Toy Piano’s have been around for more than a 100 years and since John Cage’s 1948 Suite for Toypiano they are gradually starting to feature more and more in the contemporary music scenes. I currently have 5 toy pianos: a 30 key instrument, a Schoenhut 25 key and 37 key upright, a kawai 30 key and a rare Michelsonne 37 key instrument.
Duo Kolthof/Veinberg held a Call for Scores for works combining toypiano and flute. We received many interesting works, including wonderful new pieces by Erik Griswold and Ruud Roelofsen. Other performances include ‘Sol’ by Victor Trescali Sanz, ‘Gymel’ by Ole Buck for recorder and spinet (arranged for toypiano) and Vanessa Lann’s “Is a Bell… a Bell?”,which you can view below.

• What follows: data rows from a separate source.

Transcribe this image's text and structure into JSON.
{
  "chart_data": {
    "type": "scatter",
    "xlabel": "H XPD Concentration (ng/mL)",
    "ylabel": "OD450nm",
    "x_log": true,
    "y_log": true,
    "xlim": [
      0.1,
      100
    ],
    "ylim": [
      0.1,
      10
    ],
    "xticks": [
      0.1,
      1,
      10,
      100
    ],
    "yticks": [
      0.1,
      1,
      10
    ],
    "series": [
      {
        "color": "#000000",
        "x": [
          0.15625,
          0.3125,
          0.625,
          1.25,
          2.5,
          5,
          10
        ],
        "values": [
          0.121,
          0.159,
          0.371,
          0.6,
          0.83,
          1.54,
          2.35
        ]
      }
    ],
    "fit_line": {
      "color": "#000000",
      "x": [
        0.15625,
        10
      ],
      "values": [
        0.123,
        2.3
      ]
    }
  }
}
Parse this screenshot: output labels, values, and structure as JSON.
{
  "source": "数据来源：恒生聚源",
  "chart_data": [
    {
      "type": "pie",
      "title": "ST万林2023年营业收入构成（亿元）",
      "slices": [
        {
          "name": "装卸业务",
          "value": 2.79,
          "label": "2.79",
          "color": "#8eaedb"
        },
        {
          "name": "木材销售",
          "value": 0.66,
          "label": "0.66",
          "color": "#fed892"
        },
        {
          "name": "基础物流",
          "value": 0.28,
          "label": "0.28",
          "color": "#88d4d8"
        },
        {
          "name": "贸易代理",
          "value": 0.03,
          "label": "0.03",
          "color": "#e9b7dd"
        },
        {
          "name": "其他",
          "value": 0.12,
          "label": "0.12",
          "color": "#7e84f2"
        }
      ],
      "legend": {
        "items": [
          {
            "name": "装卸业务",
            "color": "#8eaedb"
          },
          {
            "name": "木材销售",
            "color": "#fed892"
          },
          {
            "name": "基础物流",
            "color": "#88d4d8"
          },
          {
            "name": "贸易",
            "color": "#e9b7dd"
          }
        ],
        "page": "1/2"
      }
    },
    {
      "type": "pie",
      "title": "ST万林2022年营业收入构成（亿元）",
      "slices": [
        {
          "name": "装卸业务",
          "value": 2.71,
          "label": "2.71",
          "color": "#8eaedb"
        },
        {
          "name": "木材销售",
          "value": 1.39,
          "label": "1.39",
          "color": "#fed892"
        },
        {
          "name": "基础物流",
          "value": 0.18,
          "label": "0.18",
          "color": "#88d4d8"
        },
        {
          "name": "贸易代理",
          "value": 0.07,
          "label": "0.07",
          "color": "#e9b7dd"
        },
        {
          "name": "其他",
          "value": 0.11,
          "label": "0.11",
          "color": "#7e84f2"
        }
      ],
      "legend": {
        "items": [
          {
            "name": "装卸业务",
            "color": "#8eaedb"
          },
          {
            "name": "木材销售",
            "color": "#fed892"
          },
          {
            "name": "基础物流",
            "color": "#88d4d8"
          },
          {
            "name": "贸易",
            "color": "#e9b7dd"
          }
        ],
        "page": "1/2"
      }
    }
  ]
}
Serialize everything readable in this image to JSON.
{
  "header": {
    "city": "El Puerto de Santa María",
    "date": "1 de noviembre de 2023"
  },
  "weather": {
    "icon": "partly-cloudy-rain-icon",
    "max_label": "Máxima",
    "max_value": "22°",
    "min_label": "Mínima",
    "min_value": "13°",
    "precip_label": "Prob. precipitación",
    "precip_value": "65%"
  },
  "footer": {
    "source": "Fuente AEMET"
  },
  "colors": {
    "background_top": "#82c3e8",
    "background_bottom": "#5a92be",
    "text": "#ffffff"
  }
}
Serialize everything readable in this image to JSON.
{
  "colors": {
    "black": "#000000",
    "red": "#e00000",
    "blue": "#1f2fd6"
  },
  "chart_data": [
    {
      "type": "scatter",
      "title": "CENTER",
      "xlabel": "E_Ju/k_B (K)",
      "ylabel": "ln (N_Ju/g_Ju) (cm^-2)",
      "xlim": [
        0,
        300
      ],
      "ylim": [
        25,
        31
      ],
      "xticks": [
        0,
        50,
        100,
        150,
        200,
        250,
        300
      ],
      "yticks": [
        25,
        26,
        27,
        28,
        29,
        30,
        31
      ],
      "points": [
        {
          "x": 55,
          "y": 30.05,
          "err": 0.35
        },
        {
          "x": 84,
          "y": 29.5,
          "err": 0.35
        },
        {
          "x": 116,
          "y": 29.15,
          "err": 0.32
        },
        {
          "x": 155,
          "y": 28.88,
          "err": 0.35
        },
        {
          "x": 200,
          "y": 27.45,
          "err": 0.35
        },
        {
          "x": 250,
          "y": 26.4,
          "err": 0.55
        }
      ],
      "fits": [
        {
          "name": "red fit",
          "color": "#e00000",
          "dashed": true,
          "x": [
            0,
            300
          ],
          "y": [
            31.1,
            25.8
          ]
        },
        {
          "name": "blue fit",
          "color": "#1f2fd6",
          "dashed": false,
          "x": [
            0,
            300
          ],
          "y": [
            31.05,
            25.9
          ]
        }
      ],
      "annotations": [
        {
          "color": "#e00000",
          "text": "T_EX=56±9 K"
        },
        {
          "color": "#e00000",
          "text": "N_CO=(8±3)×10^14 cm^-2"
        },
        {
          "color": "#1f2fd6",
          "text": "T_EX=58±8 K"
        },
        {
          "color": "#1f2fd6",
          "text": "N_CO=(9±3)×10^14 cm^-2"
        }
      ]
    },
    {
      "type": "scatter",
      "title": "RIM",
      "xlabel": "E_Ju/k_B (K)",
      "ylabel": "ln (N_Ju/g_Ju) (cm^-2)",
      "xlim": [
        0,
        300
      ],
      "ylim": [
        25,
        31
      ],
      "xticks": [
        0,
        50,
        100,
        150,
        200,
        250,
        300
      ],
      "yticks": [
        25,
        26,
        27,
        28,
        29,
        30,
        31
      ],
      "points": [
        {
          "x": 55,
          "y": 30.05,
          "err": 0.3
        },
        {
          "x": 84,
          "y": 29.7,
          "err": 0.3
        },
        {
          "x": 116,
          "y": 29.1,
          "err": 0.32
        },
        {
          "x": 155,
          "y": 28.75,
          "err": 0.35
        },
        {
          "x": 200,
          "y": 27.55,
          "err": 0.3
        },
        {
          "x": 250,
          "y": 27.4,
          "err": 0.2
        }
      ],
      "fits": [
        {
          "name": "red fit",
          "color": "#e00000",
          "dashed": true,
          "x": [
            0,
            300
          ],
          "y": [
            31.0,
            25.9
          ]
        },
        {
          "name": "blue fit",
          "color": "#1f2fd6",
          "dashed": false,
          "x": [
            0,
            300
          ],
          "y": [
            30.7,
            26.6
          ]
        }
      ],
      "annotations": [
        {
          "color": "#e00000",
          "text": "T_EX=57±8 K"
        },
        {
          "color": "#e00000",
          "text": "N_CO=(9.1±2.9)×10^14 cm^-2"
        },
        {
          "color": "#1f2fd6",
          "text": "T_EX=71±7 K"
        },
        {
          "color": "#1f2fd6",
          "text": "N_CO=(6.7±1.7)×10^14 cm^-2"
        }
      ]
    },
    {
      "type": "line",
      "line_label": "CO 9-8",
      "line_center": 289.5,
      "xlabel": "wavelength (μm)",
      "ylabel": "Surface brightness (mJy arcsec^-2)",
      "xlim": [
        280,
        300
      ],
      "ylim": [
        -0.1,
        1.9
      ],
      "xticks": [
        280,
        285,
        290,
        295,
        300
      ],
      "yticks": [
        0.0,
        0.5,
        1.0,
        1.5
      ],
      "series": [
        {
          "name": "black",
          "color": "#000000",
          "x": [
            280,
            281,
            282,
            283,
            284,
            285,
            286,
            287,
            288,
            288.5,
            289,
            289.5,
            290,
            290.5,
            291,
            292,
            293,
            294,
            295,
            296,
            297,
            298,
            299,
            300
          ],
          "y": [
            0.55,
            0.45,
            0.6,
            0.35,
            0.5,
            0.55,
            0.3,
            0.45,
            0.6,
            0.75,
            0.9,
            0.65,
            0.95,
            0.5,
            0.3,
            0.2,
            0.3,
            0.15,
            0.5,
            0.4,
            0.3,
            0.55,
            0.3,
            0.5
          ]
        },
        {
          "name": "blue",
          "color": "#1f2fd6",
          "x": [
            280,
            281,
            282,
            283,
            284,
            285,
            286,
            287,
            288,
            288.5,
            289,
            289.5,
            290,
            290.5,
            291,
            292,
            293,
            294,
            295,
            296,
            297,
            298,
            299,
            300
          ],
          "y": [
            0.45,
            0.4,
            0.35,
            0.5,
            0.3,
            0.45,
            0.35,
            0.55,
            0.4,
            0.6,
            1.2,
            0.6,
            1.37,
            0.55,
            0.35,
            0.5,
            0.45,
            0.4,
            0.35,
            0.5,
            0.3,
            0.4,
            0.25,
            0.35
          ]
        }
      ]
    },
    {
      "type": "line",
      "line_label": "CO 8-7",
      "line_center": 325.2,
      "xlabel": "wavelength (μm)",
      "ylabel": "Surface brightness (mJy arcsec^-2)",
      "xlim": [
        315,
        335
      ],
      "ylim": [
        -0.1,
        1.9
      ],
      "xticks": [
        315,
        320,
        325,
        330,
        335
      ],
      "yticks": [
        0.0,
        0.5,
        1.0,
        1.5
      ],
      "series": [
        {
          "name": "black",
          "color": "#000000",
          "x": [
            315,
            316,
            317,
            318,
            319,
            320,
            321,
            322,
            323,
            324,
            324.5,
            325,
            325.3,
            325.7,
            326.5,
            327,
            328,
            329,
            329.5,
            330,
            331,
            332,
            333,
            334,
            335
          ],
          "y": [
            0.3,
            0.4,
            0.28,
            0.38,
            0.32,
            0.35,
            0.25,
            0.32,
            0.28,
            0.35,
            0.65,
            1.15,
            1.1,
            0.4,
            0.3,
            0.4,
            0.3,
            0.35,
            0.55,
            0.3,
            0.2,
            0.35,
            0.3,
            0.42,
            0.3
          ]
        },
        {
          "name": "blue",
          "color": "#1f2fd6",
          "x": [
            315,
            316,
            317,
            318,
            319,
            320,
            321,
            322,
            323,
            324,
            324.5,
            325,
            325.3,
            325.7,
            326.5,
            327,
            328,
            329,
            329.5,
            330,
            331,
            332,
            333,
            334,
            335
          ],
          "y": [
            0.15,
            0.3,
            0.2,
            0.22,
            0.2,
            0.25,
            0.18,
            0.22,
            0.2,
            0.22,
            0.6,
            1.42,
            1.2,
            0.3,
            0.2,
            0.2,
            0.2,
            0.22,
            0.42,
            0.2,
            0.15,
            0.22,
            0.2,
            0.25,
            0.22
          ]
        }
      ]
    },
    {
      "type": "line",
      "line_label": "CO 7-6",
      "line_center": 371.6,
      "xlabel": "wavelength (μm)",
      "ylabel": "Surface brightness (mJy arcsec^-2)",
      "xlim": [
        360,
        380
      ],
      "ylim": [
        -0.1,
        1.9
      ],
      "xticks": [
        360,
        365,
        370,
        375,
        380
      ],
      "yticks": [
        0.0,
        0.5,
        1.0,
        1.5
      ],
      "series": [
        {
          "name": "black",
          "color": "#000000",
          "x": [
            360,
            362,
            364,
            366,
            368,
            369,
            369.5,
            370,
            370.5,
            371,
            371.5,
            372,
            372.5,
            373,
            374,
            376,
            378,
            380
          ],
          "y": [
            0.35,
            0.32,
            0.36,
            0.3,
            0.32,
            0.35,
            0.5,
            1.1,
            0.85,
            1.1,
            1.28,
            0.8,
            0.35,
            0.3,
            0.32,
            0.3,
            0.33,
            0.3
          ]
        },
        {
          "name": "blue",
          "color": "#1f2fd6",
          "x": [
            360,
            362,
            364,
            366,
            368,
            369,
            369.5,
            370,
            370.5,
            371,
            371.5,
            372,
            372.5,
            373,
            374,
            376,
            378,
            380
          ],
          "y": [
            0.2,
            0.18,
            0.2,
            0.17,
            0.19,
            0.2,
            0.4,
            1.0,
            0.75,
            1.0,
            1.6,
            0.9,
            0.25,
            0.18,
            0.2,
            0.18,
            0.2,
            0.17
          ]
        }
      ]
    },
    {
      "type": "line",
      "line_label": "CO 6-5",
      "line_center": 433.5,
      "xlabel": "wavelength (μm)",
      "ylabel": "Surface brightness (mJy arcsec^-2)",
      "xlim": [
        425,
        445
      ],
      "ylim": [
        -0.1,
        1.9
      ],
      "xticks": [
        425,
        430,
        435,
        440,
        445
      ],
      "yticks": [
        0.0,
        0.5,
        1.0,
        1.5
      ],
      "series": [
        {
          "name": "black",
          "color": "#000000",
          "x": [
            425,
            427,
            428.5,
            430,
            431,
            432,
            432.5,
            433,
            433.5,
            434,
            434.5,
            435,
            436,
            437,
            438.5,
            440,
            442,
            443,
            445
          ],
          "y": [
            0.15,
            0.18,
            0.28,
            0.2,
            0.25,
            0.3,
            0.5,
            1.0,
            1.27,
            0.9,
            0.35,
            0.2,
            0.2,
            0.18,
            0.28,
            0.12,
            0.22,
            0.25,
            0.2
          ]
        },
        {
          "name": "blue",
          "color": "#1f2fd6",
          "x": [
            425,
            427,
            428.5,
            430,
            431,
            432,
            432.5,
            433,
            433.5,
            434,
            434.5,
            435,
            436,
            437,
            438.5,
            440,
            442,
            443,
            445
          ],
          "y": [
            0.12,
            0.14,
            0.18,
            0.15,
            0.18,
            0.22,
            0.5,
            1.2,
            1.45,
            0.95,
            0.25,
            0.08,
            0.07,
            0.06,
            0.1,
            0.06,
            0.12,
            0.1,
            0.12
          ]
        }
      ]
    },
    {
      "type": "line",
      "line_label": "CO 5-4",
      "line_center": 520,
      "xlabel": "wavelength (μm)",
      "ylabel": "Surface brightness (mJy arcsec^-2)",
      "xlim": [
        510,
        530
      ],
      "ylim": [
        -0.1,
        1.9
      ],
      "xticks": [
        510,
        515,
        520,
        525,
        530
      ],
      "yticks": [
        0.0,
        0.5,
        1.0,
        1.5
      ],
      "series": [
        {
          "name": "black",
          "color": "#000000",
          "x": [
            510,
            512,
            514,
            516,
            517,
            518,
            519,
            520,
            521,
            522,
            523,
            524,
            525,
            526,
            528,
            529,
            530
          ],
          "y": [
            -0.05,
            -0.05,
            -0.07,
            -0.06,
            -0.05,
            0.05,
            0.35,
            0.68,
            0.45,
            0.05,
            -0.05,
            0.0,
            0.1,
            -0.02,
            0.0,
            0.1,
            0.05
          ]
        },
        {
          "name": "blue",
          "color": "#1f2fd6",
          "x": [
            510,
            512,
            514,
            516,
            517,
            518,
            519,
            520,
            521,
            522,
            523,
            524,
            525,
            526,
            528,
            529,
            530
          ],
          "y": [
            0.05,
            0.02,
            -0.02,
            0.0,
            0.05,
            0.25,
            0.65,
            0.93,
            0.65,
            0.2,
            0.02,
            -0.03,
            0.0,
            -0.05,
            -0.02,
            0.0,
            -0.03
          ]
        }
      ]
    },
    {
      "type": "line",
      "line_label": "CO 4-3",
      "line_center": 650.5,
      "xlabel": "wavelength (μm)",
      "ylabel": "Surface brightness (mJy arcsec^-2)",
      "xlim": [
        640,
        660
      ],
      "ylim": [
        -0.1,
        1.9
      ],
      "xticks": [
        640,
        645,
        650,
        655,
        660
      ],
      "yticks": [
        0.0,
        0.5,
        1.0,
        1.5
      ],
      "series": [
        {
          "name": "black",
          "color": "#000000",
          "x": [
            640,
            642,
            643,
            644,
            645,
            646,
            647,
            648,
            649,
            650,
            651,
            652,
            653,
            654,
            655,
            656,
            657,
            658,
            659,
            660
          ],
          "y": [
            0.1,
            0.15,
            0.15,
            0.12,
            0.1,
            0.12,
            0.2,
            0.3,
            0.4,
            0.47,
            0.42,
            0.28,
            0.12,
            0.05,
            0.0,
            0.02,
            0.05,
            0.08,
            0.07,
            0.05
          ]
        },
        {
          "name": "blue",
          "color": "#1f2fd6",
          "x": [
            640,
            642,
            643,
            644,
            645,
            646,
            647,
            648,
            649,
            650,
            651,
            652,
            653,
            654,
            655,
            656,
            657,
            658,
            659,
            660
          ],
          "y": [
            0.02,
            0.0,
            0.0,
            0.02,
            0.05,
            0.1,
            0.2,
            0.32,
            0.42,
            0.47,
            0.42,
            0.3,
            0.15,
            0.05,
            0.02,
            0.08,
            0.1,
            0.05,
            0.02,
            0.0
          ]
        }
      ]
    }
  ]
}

Currently I am working on “Secret Compartment” with composer Wilma Pistorius on a new work for toy piano. Watch this space for updates!
One octave-97 keys. That’s right!
This unique instrument looks very much like a normal upright piano except it has an extra 9 keys and the pitch range is just one octave. Every key goes up by 1/16th of a tone in place of ½ a tone.
I am very fortunate to have access to this instrument through the Huygens-Fokker Foundation during the Ensemble Scala projects. Aside from it’s microtonal proporties, the sound of this instrument is shaped by the numerous vibrating strings at similar frequencies when the pedal is used.